DeMT (the name DeMT stands for Deformable Mixer Transformer for Multi-Task Learning of Dense Prediction) is initially described in arxiv, which is based on a simple and effective encoder-decoder architecture (i.e., deformable mixer encoder and task-aware transformer decoder). First, the deformable mixer encoder contains two types of operators: the channel-aware mixing operator leveraged to allow communication among different channels (i.e., efficient channel location mixing), and the spatial-aware deformable operator with deformable convolution applied to efficiently sample more informative spatial locations (i.e., deformed features). Second, the task-aware transformer decoder consists of the task interaction block and task query block. The former is applied to capture task interaction features via self-attention. The latter leverages the deformed features and task-interacted features to generate the corresponding task-specific feature through a query-based Transformer for corresponding task predictions.

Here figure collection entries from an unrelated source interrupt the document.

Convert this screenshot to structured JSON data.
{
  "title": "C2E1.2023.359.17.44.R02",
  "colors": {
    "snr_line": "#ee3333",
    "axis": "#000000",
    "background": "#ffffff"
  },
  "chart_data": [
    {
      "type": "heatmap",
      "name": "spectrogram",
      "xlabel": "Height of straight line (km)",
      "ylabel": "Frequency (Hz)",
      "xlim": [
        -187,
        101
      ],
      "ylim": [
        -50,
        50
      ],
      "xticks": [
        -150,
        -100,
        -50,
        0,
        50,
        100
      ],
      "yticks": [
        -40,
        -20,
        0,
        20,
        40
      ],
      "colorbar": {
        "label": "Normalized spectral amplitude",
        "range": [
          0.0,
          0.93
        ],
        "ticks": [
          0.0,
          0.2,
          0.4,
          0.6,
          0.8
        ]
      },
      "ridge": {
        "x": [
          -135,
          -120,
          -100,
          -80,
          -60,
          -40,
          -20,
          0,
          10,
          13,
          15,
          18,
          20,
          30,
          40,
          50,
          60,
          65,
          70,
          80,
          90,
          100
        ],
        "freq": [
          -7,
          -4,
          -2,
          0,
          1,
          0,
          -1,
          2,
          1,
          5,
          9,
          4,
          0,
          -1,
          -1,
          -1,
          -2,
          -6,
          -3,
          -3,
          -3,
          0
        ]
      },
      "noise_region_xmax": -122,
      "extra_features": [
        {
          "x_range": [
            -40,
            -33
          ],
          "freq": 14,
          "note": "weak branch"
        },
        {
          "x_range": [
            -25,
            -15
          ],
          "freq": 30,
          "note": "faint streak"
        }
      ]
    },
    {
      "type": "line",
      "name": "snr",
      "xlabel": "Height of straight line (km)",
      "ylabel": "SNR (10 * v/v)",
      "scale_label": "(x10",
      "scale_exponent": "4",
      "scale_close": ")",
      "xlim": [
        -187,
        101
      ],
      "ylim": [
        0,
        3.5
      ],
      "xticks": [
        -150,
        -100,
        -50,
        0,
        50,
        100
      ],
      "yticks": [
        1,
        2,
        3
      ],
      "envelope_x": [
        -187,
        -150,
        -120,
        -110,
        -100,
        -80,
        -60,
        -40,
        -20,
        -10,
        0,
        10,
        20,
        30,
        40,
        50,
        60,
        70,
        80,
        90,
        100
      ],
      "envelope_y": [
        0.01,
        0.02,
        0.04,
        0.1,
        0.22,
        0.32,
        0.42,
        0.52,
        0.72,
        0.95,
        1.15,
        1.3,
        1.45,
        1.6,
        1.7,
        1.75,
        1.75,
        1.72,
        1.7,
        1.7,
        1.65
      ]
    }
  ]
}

DeMT achieves strong performance on PASCAL-Context (75.33 mIoU semantic segmentation and 63.11 mIoU Human Segmentation on test) and and NYUD-v2 semantic segmentation (54.34 mIoU on test), surpassing previous models by a large margin.

DeMT

Main Results on ImageNet with Pretrained Models

DeMT on NYUD-v2 dataset

model backbone #params FLOPs SemSeg Depth Noemal Boundary model checkpopint log
DeMT HRNet-18 4.76M 22.07G 39.18 0.5922 20.21 76.4 Google Drive log
DeMT Swin-T 32.07M 100.70G 46.36 0.5871 20.60 76.9 Google Drive log
DeMT(xd=2) Swin-T 36.6M - 47.45 0.5563 19.90 77.0 Google Drive log
DeMT Swin-S 53.03M 121.05G 51.50 0.5474 20.02 78.1 Google Drive log
DeMT Swin-B 90.9M 153.65G 54.34 0.5209 19.21 78.5 Google Drive log
DeMT Swin-L 201.64M -G 56.94 0.5007 19.14 78.8 Google Drive log

DeMT on PASCAL-Contex dataset

model backbone SemSeg PartSeg Sal Normal Boundary
DeMT HRNet-18 59.23 57.93 83.93 14.02 69.80
DeMT Swin-T 69.71 57.18 82.63 14.56 71.20
DeMT Swin-S 72.01 58.96 83.20 14.57 72.10
DeMT Swin-B 75.33 63.11 83.42 14.54 73.20

Citing DeMT multi-task method

@inproceedings{xyy2023DeMT,
  title={DeMT: Deformable Mixer Transformer for Multi-Task Learning of Dense Prediction},
  author={Xu, Yangyang and Yang, Yibo and Zhang, Lefei },
  booktitle={Proceedings of the The Thirty-Seventh Conference on Artificial Intelligence (AAAI)},
  year={2023}
}

Getting Started

Install

conda install pytorch==1.7.0 torchvision==0.8.1 cudatoolkit=10.1 -c pytorch
conda install pytorch-lightning==1.1.8 -c conda-forge
conda install opencv==4.4.0 -c conda-forge
conda install scikit-image==0.17.2

Data Prepare

wget https://data.vision.ee.ethz.ch/brdavid/atrc/NYUDv2.tar.gz
wget https://data.vision.ee.ethz.ch/brdavid/atrc/PASCALContext.tar.gz
tar xfvz ./NYUDv2.tar.gz 
tar xfvz ./PASCALContext.tar.gz

Train

To train DeMT model:

python ./src/main.py --cfg ./config/t-nyud/swin/siwn_t_DeMT.yaml --datamodule.data_dir $DATA_DIR --trainer.gpus 8

Evaluation

  • When the training is finished, the boundary predictions are saved in the following directory: ./logger/NYUD_xxx/version_x/edge_preds/ .
  • The evaluation of boundary detection use the MATLAB-based SEISM repository to obtain the optimal-dataset-scale-F-measure (odsF) scores.

Acknowledgement

This repository is based ATRC. Thanks to ATRC!